Informações a nosso respeito são coletadas e compartilhadas para "melhorar nossa experiência", explicam quase que na totalidade os termos de uso e políticas de privacidade dos provedores de Internet. Mesmo em outras áreas, conhecer bem o cliente passou a ser um elemento fundamental para o sucesso das empresas. Quanto mais conhecimento, melhor e mais diferenciada é a experiência que elas podem oferecer – seja na venda de um bem ou serviço.
Isso tem feito com que muitos, mundo afora, já comecem a se preocupar com questões como o tipo de controle que devemos ter sobre nossos dados, independente de onde estejam armazenados, se em serviços internet ou, e principalmente, em base de dados governamentais.
Outra preocupação crescente é como o tratamento adequado desses dados por quem os coleta. Qual é a real quantidade de dados coletados? Que dados podem ou devem ser tornados públicos? Qual o nível de cruzamento e perfilação desses dados? O cidadão dá, de fato, consentimento expresso para o tratamento, troca e divulgação dos seus dados? Como impedir que o gerenciamento dos dados seja feito por terceiros (órgão governamentais, bancos, serviços de internet, lojas, etc) sem qualquer tipo de controle? A quem deve caber hoje fiscalizar os procedimentos de guarda e tratamento? Há garantias suficientes sobre a segurança no tratamento desses dados pessoais?
São muitas as perguntas em aberto. Parte delas já estão sendo endereçadas agora, na União Europeia, com a aprovação do General Data Protection Regulation (GDPR), que eleva o nível de atenção e atendimento legal das organizações com relação à privacidade dos cidadãos europeus. Seu cumprimento passará a ser obrigatório em maio deste ano. Uma vez em vigor, qualquer organização que detenha ou processe dados pessoais de cidadãos da UE deverá ser capaz de identificar, proteger e gerenciar todas as informações de identificação pessoal (PII) dos residentes dos países membro, mesmo que essas organizações não estejam baseadas na Europa.

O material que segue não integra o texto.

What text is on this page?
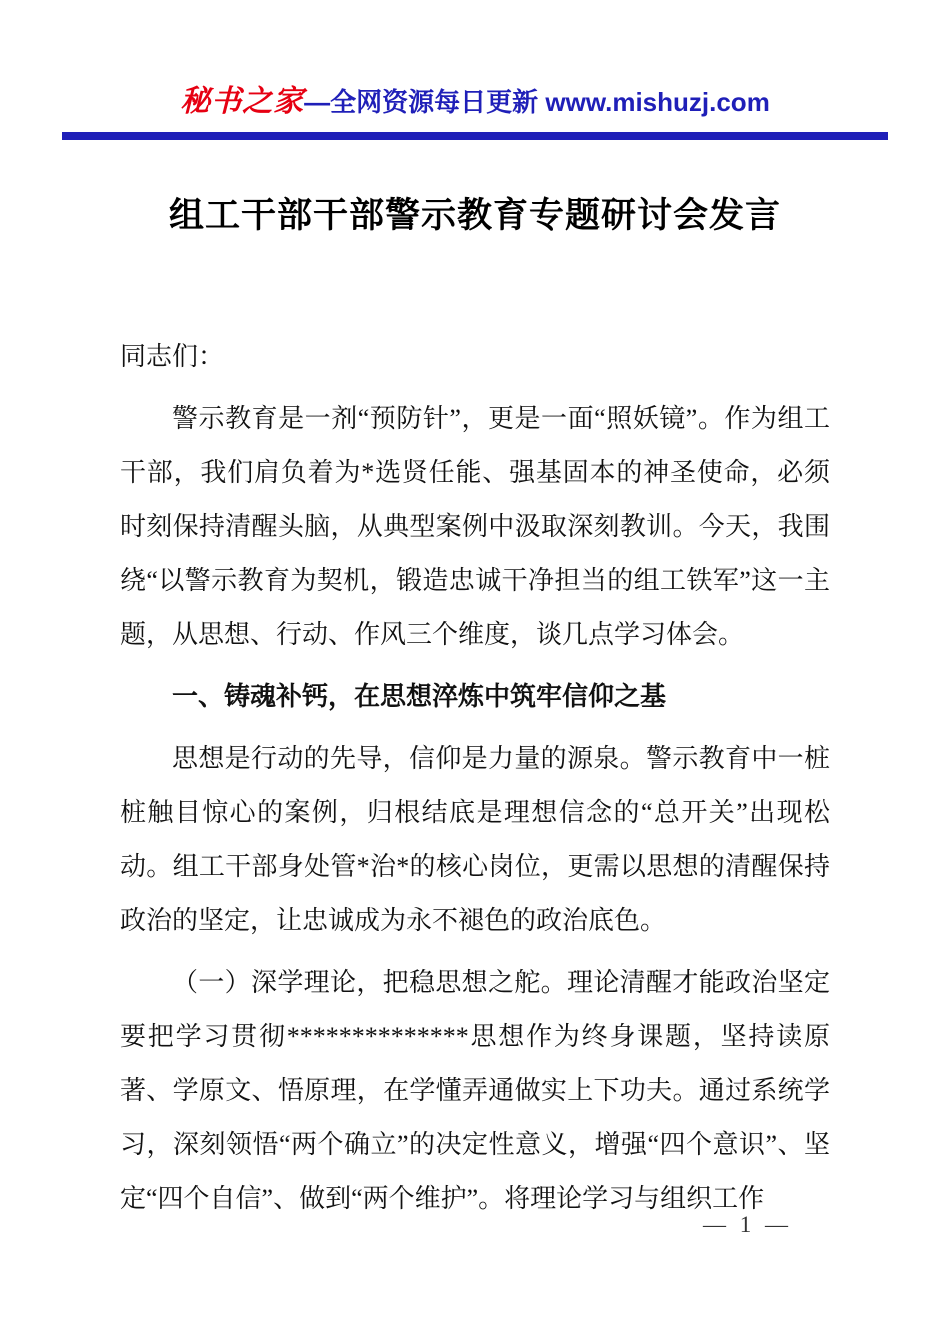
秘书之家—全网资源每日更新 www.mishuzj.com
组工干部干部警示教育专题研讨会发言

同志们：

警示教育是一剂“预防针”，更是一面“照妖镜”。作为组工干部，我们肩负着为*选贤任能、强基固本的神圣使命，必须时刻保持清醒头脑，从典型案例中汲取深刻教训。今天，我围绕“以警示教育为契机，锻造忠诚干净担当的组工铁军”这一主题，从思想、行动、作风三个维度，谈几点学习体会。

一、铸魂补钙，在思想淬炼中筑牢信仰之基

思想是行动的先导，信仰是力量的源泉。警示教育中一桩桩触目惊心的案例，归根结底是理想信念的“总开关”出现松动。组工干部身处管*治*的核心岗位，更需以思想的清醒保持政治的坚定，让忠诚成为永不褪色的政治底色。

（一）深学理论，把稳思想之舵。理论清醒才能政治坚定要把学习贯彻**************思想作为终身课题，坚持读原著、学原文、悟原理，在学懂弄通做实上下功夫。通过系统学习，深刻领悟“两个确立”的决定性意义，增强“四个意识”、坚定“四个自信”、做到“两个维护”。将理论学习与组织工作

— 1 —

No Brasil, os direitos de proteção de dados se restringem a algumas leis setoriais. Entre elas, o Marco Civil da Internet e o Código de Defesa do Consumidor. Mas três projetos de lei sobre o tema seguem em discussão no Congresso. Dois estão na Câmara: o PL 5.276/2016, que teve origem em um anteprojeto escrito pelo Ministério da Justiça ainda no governo Dilma, e o PL 4060/12, de autoria do deputado Milton Monti (PR-SP), que sugere a auto-regulamentação para o tratamento de dados por parte das empresas, a exemplo do que acontece hoje com a publicidade. Np Senado, um projeto de autoria do senador Aloysio Nunes (PSDB-SP) também segue em tramitação.

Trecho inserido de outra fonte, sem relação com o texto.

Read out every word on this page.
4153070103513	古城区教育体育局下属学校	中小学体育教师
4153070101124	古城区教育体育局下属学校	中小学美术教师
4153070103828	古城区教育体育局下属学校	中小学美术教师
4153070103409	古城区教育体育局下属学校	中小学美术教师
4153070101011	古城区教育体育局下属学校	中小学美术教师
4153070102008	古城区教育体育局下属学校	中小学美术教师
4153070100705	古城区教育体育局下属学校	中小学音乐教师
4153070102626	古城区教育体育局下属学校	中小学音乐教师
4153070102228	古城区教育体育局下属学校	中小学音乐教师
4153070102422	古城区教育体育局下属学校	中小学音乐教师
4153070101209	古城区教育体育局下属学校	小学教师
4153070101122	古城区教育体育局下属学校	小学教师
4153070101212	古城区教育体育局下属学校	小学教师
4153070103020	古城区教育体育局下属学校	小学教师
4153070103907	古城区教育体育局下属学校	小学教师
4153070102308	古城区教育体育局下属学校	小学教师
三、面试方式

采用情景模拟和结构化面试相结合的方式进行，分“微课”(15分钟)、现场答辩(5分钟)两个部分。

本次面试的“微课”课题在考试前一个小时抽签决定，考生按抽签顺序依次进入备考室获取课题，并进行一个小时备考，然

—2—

No início de fevereiro, a comissão especial sobre a proteção de dados pessoais criada na Câmara para apreciar esses PLs, apresentou um requerimento ao Plenário pedindo sua prorrogação por 20 sessões. Na ocasião, a presidente da comissão, deputada Bruna Furlan (PSDB-SP), defendeu que era preciso ouvir mais autoridades e entidades civis ligadas ao tema. Essa comissão deverá votar um substitutivo juntando os dois PLs, a ser apresentado pelo deputado Orlando Silva (PCdoB-SP).

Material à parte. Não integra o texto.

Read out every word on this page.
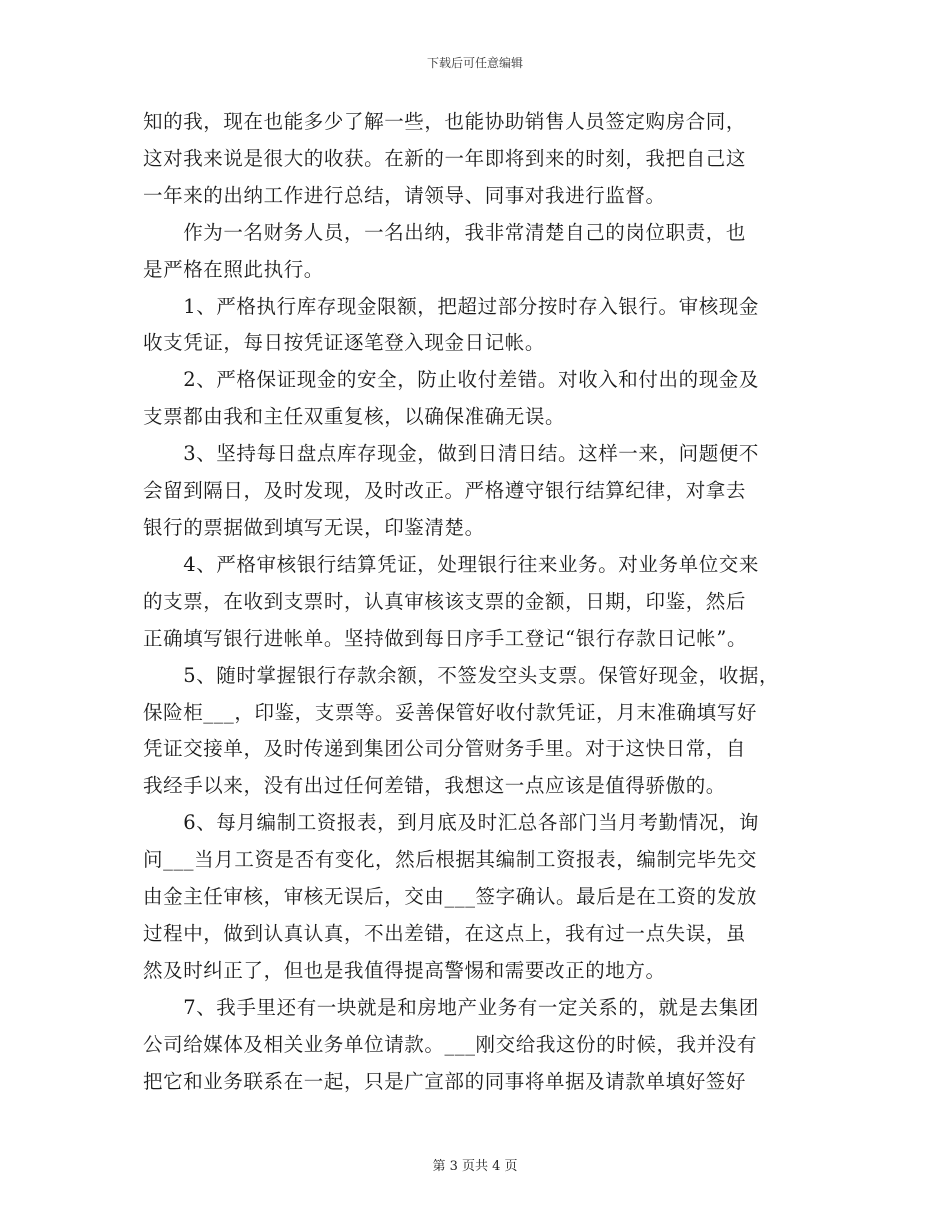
下载后可任意编辑

知的我，现在也能多少了解一些，也能协助销售人员签定购房合同，
这对我来说是很大的收获。在新的一年即将到来的时刻，我把自己这
一年来的出纳工作进行总结，请领导、同事对我进行监督。

　　作为一名财务人员，一名出纳，我非常清楚自己的岗位职责，也
是严格在照此执行。

　　1、严格执行库存现金限额，把超过部分按时存入银行。审核现金
收支凭证，每日按凭证逐笔登入现金日记帐。

　　2、严格保证现金的安全，防止收付差错。对收入和付出的现金及
支票都由我和主任双重复核，以确保准确无误。

　　3、坚持每日盘点库存现金，做到日清日结。这样一来，问题便不
会留到隔日，及时发现，及时改正。严格遵守银行结算纪律，对拿去
银行的票据做到填写无误，印鉴清楚。

　　4、严格审核银行结算凭证，处理银行往来业务。对业务单位交来
的支票，在收到支票时，认真审核该支票的金额，日期，印鉴，然后
正确填写银行进帐单。坚持做到每日序手工登记“银行存款日记帐”。

　　5、随时掌握银行存款余额，不签发空头支票。保管好现金，收据，
保险柜___，印鉴，支票等。妥善保管好收付款凭证，月末准确填写好
凭证交接单，及时传递到集团公司分管财务手里。对于这快日常，自
我经手以来，没有出过任何差错，我想这一点应该是值得骄傲的。

　　6、每月编制工资报表，到月底及时汇总各部门当月考勤情况，询
问___当月工资是否有变化，然后根据其编制工资报表，编制完毕先交
由金主任审核，审核无误后，交由___签字确认。最后是在工资的发放
过程中，做到认真认真，不出差错，在这点上，我有过一点失误，虽
然及时纠正了，但也是我值得提高警惕和需要改正的地方。

　　7、我手里还有一块就是和房地产业务有一定关系的，就是去集团
公司给媒体及相关业务单位请款。___刚交给我这份的时候，我并没有
把它和业务联系在一起，只是广宣部的同事将单据及请款单填好签好

第 3 页共 4 页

O debate desses PLs nos obrigará, como nação, a nos debruçarmos sobre questões como que privacidade teremos, que dados vamos querer proteger e quem terá o direito de usá-los. Há muitos desafios pela frente. Principalmente porque o conceito de dados pessoais é muito amplo e impreciso.
Como vamos evitar que o tratamento de dados seja uma atividade de risco? Como vamos diferenciar o tratamento de dados realizado pelo poder público do tratamento realizado pela iniciativa privada? Como vamos tratar as violações de dados por parte do poder público e da iniciativa privada? São mais questões em aberto e as respostas dadas a elas afetarão a todos nós.
A nota emitida pelo CGI nesta sexta-feira pede a continuidade do debate, e também que ele seja considerado prioritário, ainda que em ano eleitoral.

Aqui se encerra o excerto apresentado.